The main difference between new real estate investors, and expert real estate investors is the willingness to spend money on marketing.
And this really boils down to understanding marketing costs and how marketing to motivated sellers really works.
The first thing that you need to understand is the cost per lead. If I mail out 10,000 postcards at a cost of 42 cents per postcard then my mail campaign cost me $4,200.
If I get a response rate of 1/4 of 1 percent then that would work out to be 10,000 x 0.0025 which is 25 leads (sellers).
If I spent $4,200 to generate those 25 seller leads, then my cost per lead is $4,200 divided by 25 which works out to be $168 per lead. So with that marketing campaign, my cost per lead is $168.
If after speaking to those 25 sellers, only 10 are truly motivated to sell and I decide to go on 10 seller appointments then the cost per seller appointment is $4,200 divided by 10 which is $420 per appointment.
If I can close 1 out of 10 appointments then I would be able to buy 1 house and my cost per contract (house) would be $4,200. If I could buy 2 houses out of the 10 appointments then my cost per contract would be $2,100.
Currently, this is what our average cost per lead looks like for the past 30 days
I find the most consistent deals to be from direct mail and pay per click (Google Ads)
A good acquisitions rep can close one out of 7 to 10 leads. An average acquisitions rep can close one out of 15 rep. And a not so great acquisitions rep can close one out of 20 leads.
If your average lead cost is $200 and it takes you 20 leads to close a deal then your cost per deal is $4,000. If you are good, you should be able to bring your cost per deal down to half of that. I have found that on average most deals cost around $3,000 to $5,000 once you factor in everything.
If you add in overhead and payroll then that number can go up to $6,000 or more. But if you are just starting out, and you don’t have overhead and staff you should be able to get a house under contract for marketing spend of $5,000.
So to be conservative, you should be willing to spend $5,000 to generate a deal. Let’s look at it another way. If you are buying houses to fix and flip or keep as rentals from wholesalers that are marking a deal up $20,000 or $30,000 then you are paying $20,000 or $30,000 more for that house.
You just don’t feel it because you didn’t spend the money on marketing to generate the contract. But if you had spent $5,000 to get that same house you would actually have saved yourself $25,000.
That is how you should be looking at it. That’s not to say that you shouldn’t buy from wholesalers. You should buy any good deal you can find. But you will find more deals at better prices if you are marketing to motivated sellers directly.
Do you want to be competing with every other cash buyer out there looking for deals from wholesalers? Or do you want to learn how to get deals yourself? At the end of the day, regardless of whether you are wholesaling, buying rentals, Airbnb’s, or fixing and flipping houses, you are better off marketing to find the deal yourself since you will eliminate a lot of competition.
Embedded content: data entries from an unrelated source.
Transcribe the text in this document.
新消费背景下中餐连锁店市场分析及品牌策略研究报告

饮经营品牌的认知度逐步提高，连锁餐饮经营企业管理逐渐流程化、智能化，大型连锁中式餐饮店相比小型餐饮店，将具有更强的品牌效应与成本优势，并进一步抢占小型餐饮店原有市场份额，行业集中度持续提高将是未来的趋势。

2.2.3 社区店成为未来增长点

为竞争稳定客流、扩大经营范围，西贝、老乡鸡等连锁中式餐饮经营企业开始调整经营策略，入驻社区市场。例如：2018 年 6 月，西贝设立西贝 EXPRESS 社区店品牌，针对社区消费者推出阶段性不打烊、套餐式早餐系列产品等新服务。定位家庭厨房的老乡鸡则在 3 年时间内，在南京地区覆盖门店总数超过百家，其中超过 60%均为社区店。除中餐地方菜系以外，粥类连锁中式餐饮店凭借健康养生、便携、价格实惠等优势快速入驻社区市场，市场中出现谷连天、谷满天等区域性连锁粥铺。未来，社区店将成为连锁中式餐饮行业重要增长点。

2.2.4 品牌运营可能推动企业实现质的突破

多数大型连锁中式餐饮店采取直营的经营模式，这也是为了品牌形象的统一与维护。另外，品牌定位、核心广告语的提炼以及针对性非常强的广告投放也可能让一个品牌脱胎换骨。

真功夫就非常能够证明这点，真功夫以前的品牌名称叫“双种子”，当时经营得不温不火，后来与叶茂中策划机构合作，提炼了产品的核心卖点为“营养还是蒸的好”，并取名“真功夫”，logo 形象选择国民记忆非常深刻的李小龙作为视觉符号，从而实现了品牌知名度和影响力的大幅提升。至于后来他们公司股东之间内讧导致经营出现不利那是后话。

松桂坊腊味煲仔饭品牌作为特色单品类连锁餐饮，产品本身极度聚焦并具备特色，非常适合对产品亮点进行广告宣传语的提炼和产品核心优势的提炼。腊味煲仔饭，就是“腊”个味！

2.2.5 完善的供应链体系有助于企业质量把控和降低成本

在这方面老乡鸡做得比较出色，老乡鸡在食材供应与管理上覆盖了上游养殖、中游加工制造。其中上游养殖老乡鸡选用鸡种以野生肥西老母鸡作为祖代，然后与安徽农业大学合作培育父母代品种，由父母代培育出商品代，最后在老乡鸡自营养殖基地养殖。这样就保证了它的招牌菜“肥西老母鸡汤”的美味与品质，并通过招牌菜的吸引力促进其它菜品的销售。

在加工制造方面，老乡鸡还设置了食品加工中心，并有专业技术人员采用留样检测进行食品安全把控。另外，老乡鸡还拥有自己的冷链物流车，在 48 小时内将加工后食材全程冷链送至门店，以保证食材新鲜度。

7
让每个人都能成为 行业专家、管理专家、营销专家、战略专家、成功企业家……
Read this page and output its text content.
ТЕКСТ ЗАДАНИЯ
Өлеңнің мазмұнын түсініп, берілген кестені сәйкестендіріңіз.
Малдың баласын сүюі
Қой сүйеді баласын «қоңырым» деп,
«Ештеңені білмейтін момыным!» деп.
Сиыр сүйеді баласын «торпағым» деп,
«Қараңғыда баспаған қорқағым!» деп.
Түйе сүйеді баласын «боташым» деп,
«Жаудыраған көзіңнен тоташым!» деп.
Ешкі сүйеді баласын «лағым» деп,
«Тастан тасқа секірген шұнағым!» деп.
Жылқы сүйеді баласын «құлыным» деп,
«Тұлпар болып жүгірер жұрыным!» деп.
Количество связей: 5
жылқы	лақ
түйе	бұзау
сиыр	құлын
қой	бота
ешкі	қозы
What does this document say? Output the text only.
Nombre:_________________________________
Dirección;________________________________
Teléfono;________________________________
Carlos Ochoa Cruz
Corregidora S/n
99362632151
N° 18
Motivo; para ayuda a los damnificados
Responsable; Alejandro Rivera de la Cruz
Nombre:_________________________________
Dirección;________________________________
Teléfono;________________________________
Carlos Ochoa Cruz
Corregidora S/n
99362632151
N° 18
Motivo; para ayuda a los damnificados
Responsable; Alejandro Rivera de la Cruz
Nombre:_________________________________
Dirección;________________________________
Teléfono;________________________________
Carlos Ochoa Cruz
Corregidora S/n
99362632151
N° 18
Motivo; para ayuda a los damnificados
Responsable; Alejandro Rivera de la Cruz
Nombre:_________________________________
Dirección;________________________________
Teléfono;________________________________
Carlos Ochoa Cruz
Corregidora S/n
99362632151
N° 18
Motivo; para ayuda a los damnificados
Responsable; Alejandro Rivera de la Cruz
And if you are going to be marketing to motivated sellers, then you need to understand that there is a cost to generating a contract. And you should be willing and able to spend that marketing money to generate those deals.
If you are just starting out and you don’t have a marketing budget yet then use guerilla marketing methods like bandit signs and driving for dollars to generate your first few deals.